The third and final section consists of three chapters, all ostensibly dealing with indigenous politics. The first piece in the final section, by Alice Feldman, recounts a series of indigenous mobilizations and the rise of the indigenous rights movement from the 1970s onwards, and criticizes postcolonial theory for concentrating too much on European texts and giving scant attention to this movement and its theorists or to the need to seek unfamiliar theoretical resources and to seek the substance of claims (p. 242). This is a very important intervention, pointing to the need to look beyond Western categories in constructing a postcolonial politics, although the contributions of Jung, Dussel and the two Gordons suggest the call to go beyond readings of colonial discourse and Western authors may not be as novel as Feldman suggests.

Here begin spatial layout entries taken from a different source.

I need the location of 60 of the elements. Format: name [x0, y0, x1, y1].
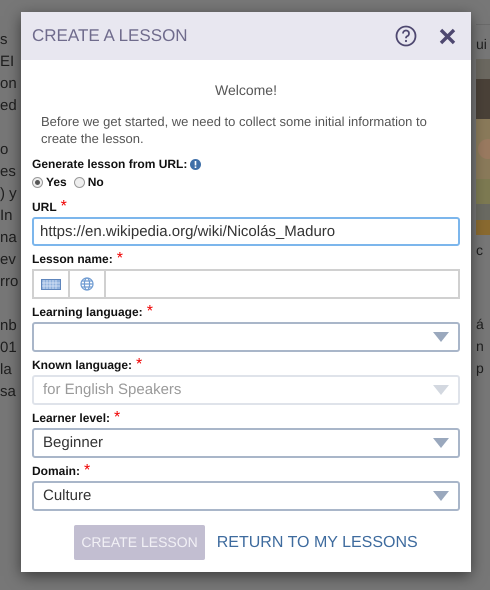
background-text: la: [0, 360, 13, 380]
welcome-text: Welcome!: [214, 81, 278, 100]
background-text: ed: [0, 96, 18, 116]
caret-icon: [433, 491, 449, 501]
keyboard-button[interactable]: [32, 269, 68, 299]
dropdown-value: Beginner: [43, 432, 104, 453]
dialog-title: CREATE A LESSON: [32, 25, 189, 48]
caret-icon: [433, 438, 449, 448]
radio-option[interactable]: Yes: [32, 173, 67, 191]
close-icon[interactable]: [439, 28, 456, 44]
field-label: Learner level:: [32, 410, 110, 427]
background-text: ev: [0, 250, 17, 270]
background-text: n: [476, 337, 485, 356]
background-text: rro: [0, 272, 18, 292]
background-text: EI: [0, 52, 16, 72]
background-text: o: [0, 140, 10, 160]
lesson-name-field[interactable]: [104, 269, 460, 299]
background-text: ) y: [0, 184, 18, 204]
radio-button[interactable]: [74, 176, 85, 188]
background-text: on: [0, 74, 18, 94]
info-icon[interactable]: [190, 158, 202, 170]
url-field[interactable]: https://en.wikipedia.org/wiki/Nicolás_Maduro: [32, 217, 460, 246]
required-mark: *: [146, 302, 153, 322]
keyboard-icon: [41, 278, 61, 290]
caret-icon: [433, 385, 449, 395]
return-link[interactable]: RETURN TO MY LESSONS: [216, 525, 418, 560]
required-mark: *: [116, 249, 123, 269]
background-text: 01: [0, 338, 18, 358]
field-label: Known language:: [32, 357, 132, 374]
background-text: s: [0, 30, 8, 50]
radio-button[interactable]: [32, 176, 43, 188]
background-text: c: [476, 241, 484, 260]
field-label: Domain:: [32, 463, 80, 480]
required-mark: *: [136, 355, 142, 375]
field-label: URL: [32, 199, 57, 216]
globe-button[interactable]: [68, 269, 104, 299]
background-text: ui: [476, 35, 488, 54]
field-label: Learning language:: [32, 304, 143, 321]
background-text: In: [0, 206, 14, 226]
globe-icon: [80, 277, 94, 291]
background-text: es: [0, 162, 17, 182]
help-icon[interactable]: [395, 25, 417, 47]
background-text: sa: [0, 382, 17, 402]
background-text: na: [0, 228, 18, 248]
intro-text: Before we get started, we need to collect some initial information to create the lesson.: [40, 113, 428, 147]
dropdown[interactable]: Culture: [32, 481, 460, 511]
dropdown-value: for English Speakers: [43, 380, 182, 400]
required-mark: *: [114, 408, 120, 428]
dropdown-value: Culture: [43, 486, 92, 506]
radio-option[interactable]: No: [74, 173, 104, 191]
required-mark: *: [60, 197, 67, 217]
background-text: nb: [0, 316, 18, 336]
background-text: p: [476, 359, 485, 378]
generate-label: Generate lesson from URL:: [32, 156, 188, 173]
required-mark: *: [84, 461, 90, 481]
dropdown[interactable]: Beginner: [32, 428, 460, 458]
caret-icon: [433, 332, 449, 342]
field-label: Lesson name:: [32, 251, 113, 268]
background-text: á: [476, 315, 485, 334]
dropdown[interactable]: [32, 322, 460, 352]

In ‘Doing the Postcolonial Differently’, Phillip Darby calls for political theory to be directed to everyday life rather than the canon of theory itself (p. 251). Criticizing a tendency for postcolonial theory to start from and circle back to Western theory (p. 253), he wishes instead to start from the grassroots, from self-assertion and self-help by the excluded (p. 255). Finally, M.I. Franklin provides an empirical study of Polynesian Internet fora. Rather ambitiously subtitled ‘Pacific Insights for Cynical Times’, what it does is rather more mundane. Although it is revealing regarding how identity is constructed online by some Polynesians, and provides insights into related debates over gender and ethno-national roles, a lot of the content will be familiar to Internet users and scholars of cyberpolitics, and little is added on a theoretical level.

In all, this book is as uneven and discontinuous as can be expected from such collections, but is nevertheless a very worthwhile contribution to an important literature.